Still, nearly half (47 percent) of consumers polled in a recent study by Mintel Group said that gluten-free diets are “a fad,” up from 31 percent in 2013.
But for now, we still seem to be riding the gluten-free wave, with Americans’ consumption of gluten-free foods at an all-time high, according to the Mintel report. In fact, 25 percent of the consumers questioned said they, at least sometimes, consume gluten-free foods, a 67 percent increase from 2013.
Some other key takeaways for restaurant operators include:
• It’s not only those with an intolerance or sensitivity to gluten who are buying gluten-free foods.

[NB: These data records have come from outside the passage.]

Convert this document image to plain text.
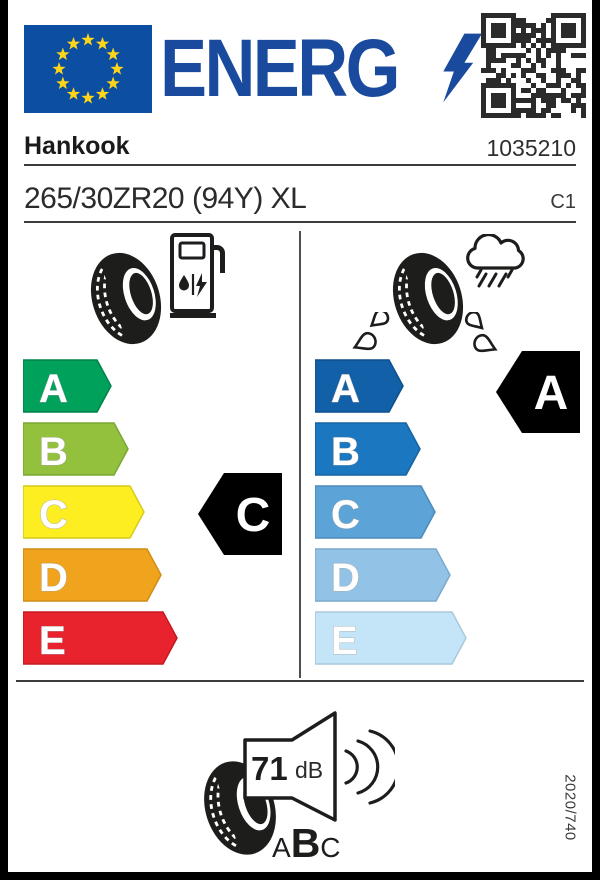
ENERG
Hankook	1035210
265/30ZR20 (94Y) XL	C1
A
B
C
D
E
C
A
B
C
D
E
A
71 dB
A B C
2020/740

Mintel says consumers perceive foods with any “free-from” claim to be both healthier and less processed.
• 26 percent of Americans are willing to pay more for gluten-free foods.
• 35 percent of consumers agree that the quality of gluten-free foods is “higher than before.”
• Only 11 percent of consumers eat gluten-free foods because a healthcare professional suggested they eliminate gluten from their diet.
• 37 percent of those polled said they eat gluten-free foods because it’s better for their overall health.
• 16 percent of those polled eat gluten-free foods because “gluten is bad for you.”
• When dining out, 28 percent of consumers with celiac disease are less strict about eating gluten-free foods compared to when eating at home.
• “Gluten-free” as an ingredient claim on menus grew 127 percent from the second quarter of 2012 to the second quarter of 2015, and is now the top nutritional claim.
• The number of consumers who eat gluten-free foods for weight loss dropped from 25 percent in 2014 to 19 percent in 2015, “suggesting that consumers are more likely to view gluten-free products as a contributing factor to their overall well-being than simply as a weight loss tool,” the Mintel report states. “This is evidenced by the 23 percent of consumers who report that they only incorporate gluten-free foods into their diet some of the time.”
“While some consumers view the gluten-free diet as a fad and are looking for improved nutrition and ingredients in gluten-free foods, consumption continues to trend upward,” says Amanda Topper, senior food analyst at Mintel.
“While finding gluten-free foods away from home can prove difficult for gluten-free food consumers, there has been growth in gluten-free restaurant options as gluten-free diets have become more popular…Moving forward, there should be more expansive gluten-free menu offerings as the foodservice industry competes with retail for the rising number of gluten-free Americans,” concludes Topper.